The couple married in January 1979. Of their 25 years of marriage, Maud said that one of the things that had kept them together was that "we're both old-fashioned." And they're both musical. Maud is an accomplished musician in her own right. "I toured with (blues guitarist) Albert Collins and recorded and toured with Jeff Muldaur and Canadian Mary Margaret O'Hara, as well as The Band and Dr. John."
The two continue to keep busy, traversing North America recording and playing on a variety of diverse projects. For those who appreciate Garth's keyboard wizardry and Maud's vocals (that range from sultry toblues shouting), keep your eyes peeled for new albums by jazz vocalist Norah Jones, the Gypsy Kings, Los Lobos, Burrito Deluxe and ethereal modern country singer Neko Case.
Besides playing with these diverse artists from across the generations, Garth likes to listen to modern groups "that use keyboards well. Wilco is a band I like," he said. "They seem to have more variety in their sounds. They have a sound like a bowed saw that must come from a synth."
Next year will be a watershed of sorts for the Hudsons, as they will have three new CDs in release. A boxed set of The Band will be appearing in stores, with archived material from Garth and the other surviving Band members, Robbie Robertson and Levon Helm. "Some of it's never been heard before," Maud noted.
Will Garth, Robbie and Levon be getting back together to either tour or record new songs for the boxed set? "No," Maud replied. However, she said that rumours of feuding between Robbie and the others are old news and were greatly exaggerated. Their work together on the boxed set is proof of that, she suggested.
Other People's Music, a Canadian label, will be releasing a boxed set of the pre-Band music of Levon and The Hawks in 2005.

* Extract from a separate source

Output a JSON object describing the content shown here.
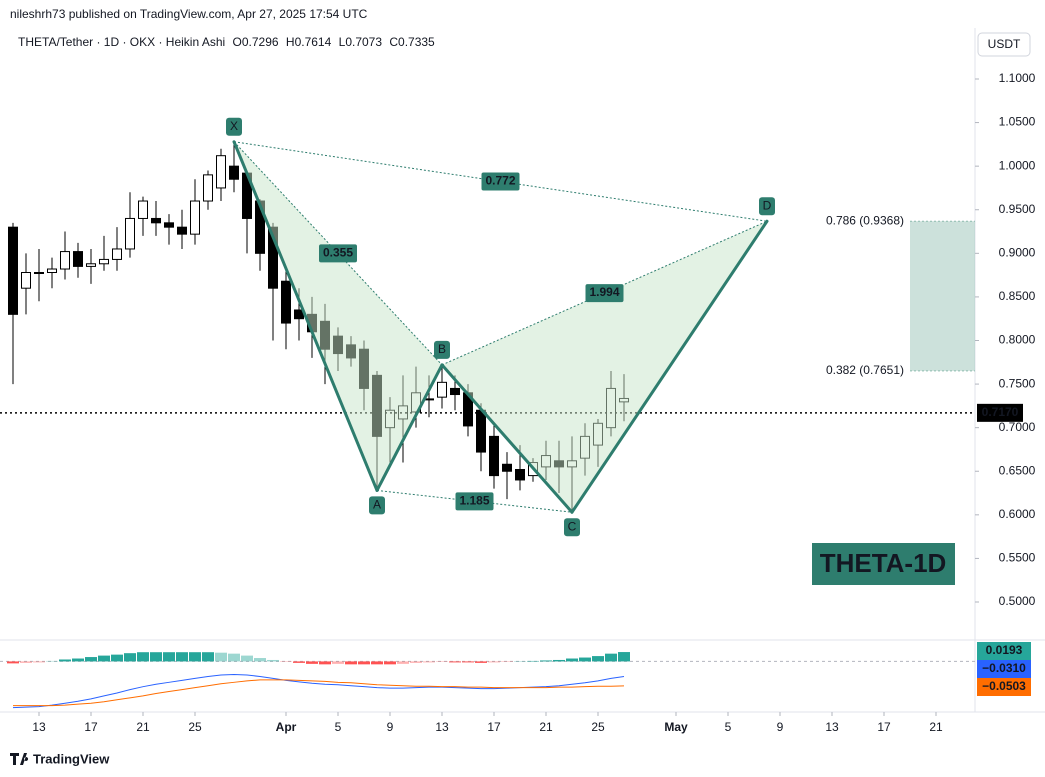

And finally, on February 15, the Hudsons will be holding a LIVE at the WOLF CD release party of their 2002 Wolf Performance Hall gig that opened London, Ontario's new library and performing arts centre. Garth grew up in London.
"Our current shows were borne that night," said Maud of the performance that featured her on vocals and Garth on grand piano. "Now we bring on musicians we like playing with. We were glad to have Paul as our guitarist tonight."
As we all packed into our cars sometime after 2 a.m. Thursday morning, the Hudsons to head back to their hotel in Orillia and me to my Barrie abode, Paul Rigby probably described his bandleaders best. "It's nice to know they're as good as people as the music they make."